What's your reaction to these developments? Are you outraged that the customer rejected your perfectly reasonable settlement offer and escalated the dispute by hauling her lawyer into the picture? With steam coming out of your ears, have you vowed to fight the lawsuit all the way to the Supreme Court, declaring, "It's a matter of principle!"?

If so, go take a cold shower, and we'll talk again in a few minutes. When we do, I'll suggest to you that perhaps the choice you make isn't a matter of principle but is, instead, a matter of principal - your principal, to be precise.

You see, the good news is that the overwhelming percentage of lawsuits do not go to trial. When I was a law student, we were told by our professors that 95% of cases settle before trial. Granted, it's been awhile since I darkened the door of a law school classroom, but I'll bet that percentage hasn't changed drastically.

If that percentage still stands, then in 95 cases out of 100, sooner or later you and your customer will agree to settle your dispute to avoid trying the case in a courtroom. The decision, really, is not if you settle the case, but when - and, of course, the amount of the check you will write.

If you stick to your guns on the grounds that it's the principle of the matter that counts (and how the lawyers, yours and your customer's, love to hear those words), you'll make the customer's lawyer and your lawyer very happy.

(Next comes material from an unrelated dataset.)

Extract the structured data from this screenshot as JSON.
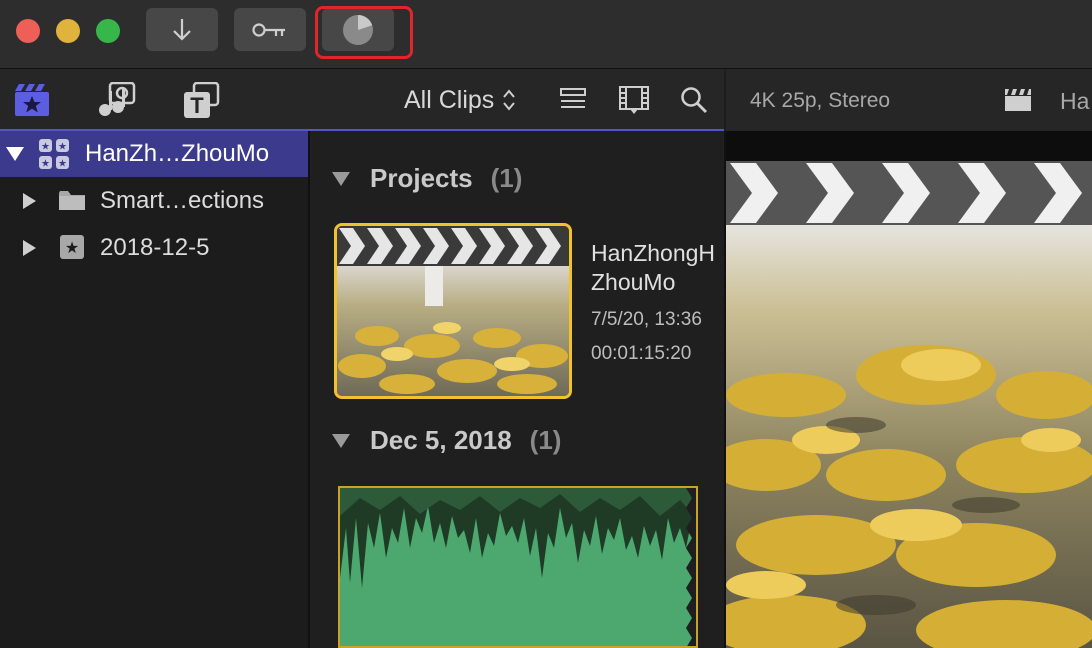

Why? Because they can engage in all the pre-trial maneuvers, motions, and discovery that lawyers are known for, with each step and each document adding to your ultimate bill. That principle will cost you principal.

Or you can bite your tongue and take the matter off the table quickly by agreeing to the customer's initial demand, or something close to it. Keep in mind that the first check you have a chance to write usually will have the fewest zeros.

Occasionally there may be reasons to take a matter all the way to trial, as risky as that course of action can be. For example, in some geographic areas, there are lawyers who specialize in suing dealers and who you might encounter again and again, and you don't want to get a reputation with those lawyers as an easy mark.

But, if you can avoid making it a matter of principle, settling matters quickly will allow you to keep more of yours - principal, that is.